Our PPVUL provides policy owners with the following advantages:
Tax free investment growth throughout the life of the policy (this applies to all PPVUL policies);
Significant investment flexibility;
Capacity to access the cash value of the policy (this applies to all PPVUL policies);
A low policy cost structure;
Asset protection provided by the general legislation in Bermuda together with a special private law passed specifically for our policies in order to further protect the death benefit of the policy;
A user-friendly and efficient policy origination process (for example, we provide all documentation, including a draft trust).
In summary, our PPVUL policies combine the most efficient combination of the tax advantages available through life insurance with maximum flexibility of investments.
Our carrier’s PPVUL policies have been designed to be and are 100% compliant with the U.S. Internal Revenue Code. Our carrier made an IRC 953(d) election, which means that it is treated as if it were a U.S. insurance company for U.S. tax purposes. Therefore, our carrier is also fully entitled to the same preferential tax treatment enjoyed by domestic U.S. life insurance companies.

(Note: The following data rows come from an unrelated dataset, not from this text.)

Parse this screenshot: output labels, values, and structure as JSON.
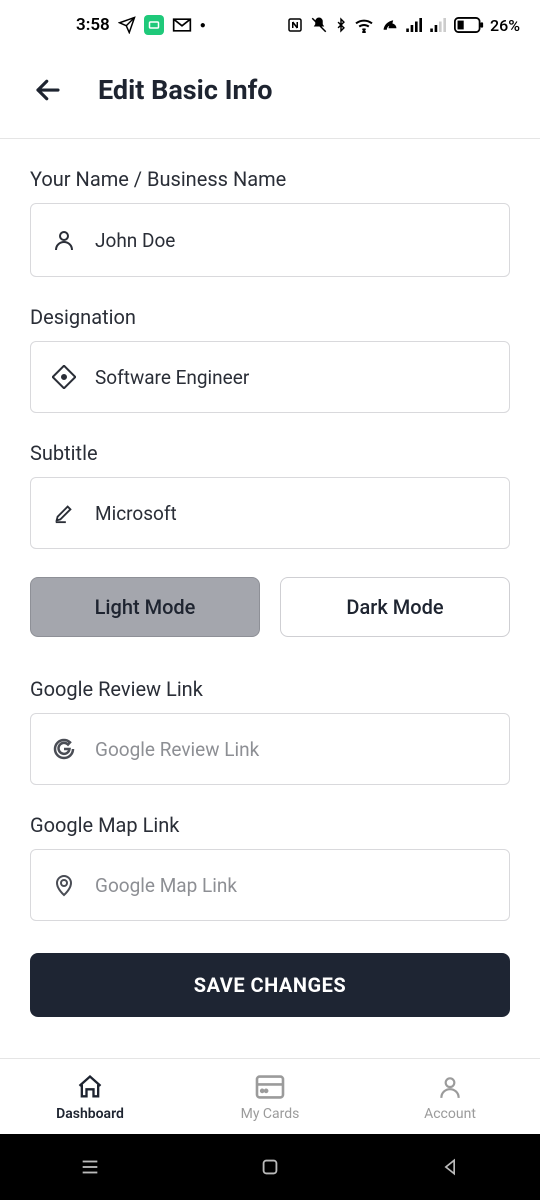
{
  "status": {
    "time": "3:58",
    "battery": "26%"
  },
  "header": {
    "title": "Edit Basic Info"
  },
  "form": {
    "name": {
      "label": "Your Name / Business Name",
      "value": "John Doe"
    },
    "designation": {
      "label": "Designation",
      "value": "Software Engineer"
    },
    "subtitle": {
      "label": "Subtitle",
      "value": "Microsoft"
    },
    "mode": {
      "light": "Light Mode",
      "dark": "Dark Mode"
    },
    "review": {
      "label": "Google Review Link",
      "placeholder": "Google Review Link",
      "value": ""
    },
    "map": {
      "label": "Google Map Link",
      "placeholder": "Google Map Link",
      "value": ""
    },
    "save": "SAVE CHANGES"
  },
  "nav": {
    "dashboard": "Dashboard",
    "cards": "My Cards",
    "account": "Account"
  }
}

There are two options for paying premiums with our PPVUL policies. Beginning at the inception of the policy, premiums can be paid either in one lump sum (resulting in a Modified Endowment Contract – “MEC”) or in 5 equal annual payments (which will produce a Non-MEC). Note that any loan from a non-MEC is tax-free while a loan from a MEC may be subject to tax. Policy owners who may need access to the cash value which has accumulated in the policy will typically pay the premium in 5 equal annual payments in order to make their policy a non-MEC.

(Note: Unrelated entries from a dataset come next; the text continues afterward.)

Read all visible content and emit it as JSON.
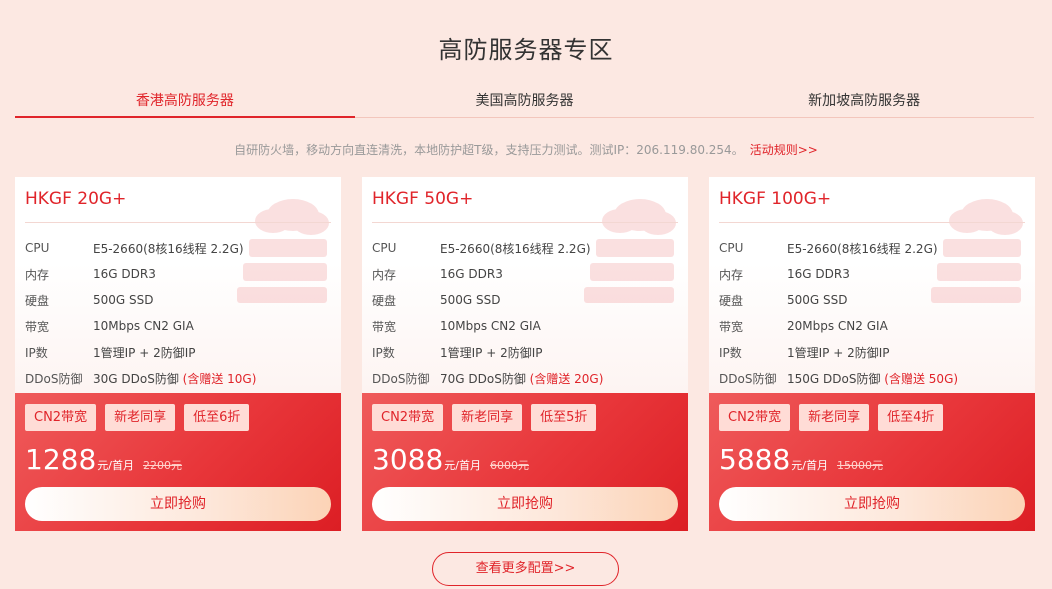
{
  "page": {
    "title": "高防服务器专区"
  },
  "tabs": [
    {
      "label": "香港高防服务器",
      "active": true
    },
    {
      "label": "美国高防服务器",
      "active": false
    },
    {
      "label": "新加坡高防服务器",
      "active": false
    }
  ],
  "notice": {
    "text": "自研防火墙，移动方向直连清洗，本地防护超T级，支持压力测试。测试IP：206.119.80.254。",
    "link": "活动规则>>"
  },
  "spec_labels": [
    "CPU",
    "内存",
    "硬盘",
    "带宽",
    "IP数",
    "DDoS防御"
  ],
  "cards": [
    {
      "name": "HKGF 20G+",
      "cpu": "E5-2660(8核16线程 2.2G)",
      "ram": "16G DDR3",
      "disk": "500G SSD",
      "bandwidth": "10Mbps CN2 GIA",
      "ip": "1管理IP + 2防御IP",
      "ddos": "30G DDoS防御",
      "ddos_gift": "(含赠送 10G)",
      "tags": [
        "CN2带宽",
        "新老同享",
        "低至6折"
      ],
      "price": "1288",
      "price_unit": "元/首月",
      "old_price": "2200元",
      "buy_label": "立即抢购"
    },
    {
      "name": "HKGF 50G+",
      "cpu": "E5-2660(8核16线程 2.2G)",
      "ram": "16G DDR3",
      "disk": "500G SSD",
      "bandwidth": "10Mbps CN2 GIA",
      "ip": "1管理IP + 2防御IP",
      "ddos": "70G DDoS防御",
      "ddos_gift": "(含赠送 20G)",
      "tags": [
        "CN2带宽",
        "新老同享",
        "低至5折"
      ],
      "price": "3088",
      "price_unit": "元/首月",
      "old_price": "6000元",
      "buy_label": "立即抢购"
    },
    {
      "name": "HKGF 100G+",
      "cpu": "E5-2660(8核16线程 2.2G)",
      "ram": "16G DDR3",
      "disk": "500G SSD",
      "bandwidth": "20Mbps CN2 GIA",
      "ip": "1管理IP + 2防御IP",
      "ddos": "150G DDoS防御",
      "ddos_gift": "(含赠送 50G)",
      "tags": [
        "CN2带宽",
        "新老同享",
        "低至4折"
      ],
      "price": "5888",
      "price_unit": "元/首月",
      "old_price": "15000元",
      "buy_label": "立即抢购"
    }
  ],
  "more_button": "查看更多配置>>",
  "colors": {
    "accent": "#e0242a",
    "background": "#fce8e2",
    "tag_bg": "#ffdcd6"
  },
  "icons": {
    "card_decoration": "cloud-server-icon"
  }
}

Our insurance carrier does not at any stage ever have access to your segregated accounts. Each segregated account is always held separately, is fully protected and is never comingled with the carrier’s General Account. This level of asset protection is achievable because of Bermuda’s sophisticated general segregated account legislation and the special private law passed specifically for our carrier by the Bermuda legislature.
In addition, the insurance operations and administrative functions are provided by Marsh Management Services, Bermuda, part of Marsh, the world’s leading insurance broker and risk advisor. Their Bermuda office will supervise and execute the actual setup, all ongoing administration and payout the death benefits of the policy.
Our carrier’s unique structure obviates the need for a rating. The reason for this is that 100% of the Net Amount At Risk (the insurance component) in our carrier’s policy is reinsured by leading, highly-rated reinsurance companies. The entire risk is retained by the reinsurers for the life of the policy. Consequently, the effective rating which is relevant for policy owners to consider in relation to evaluating our policies is the rating of the reinsurers.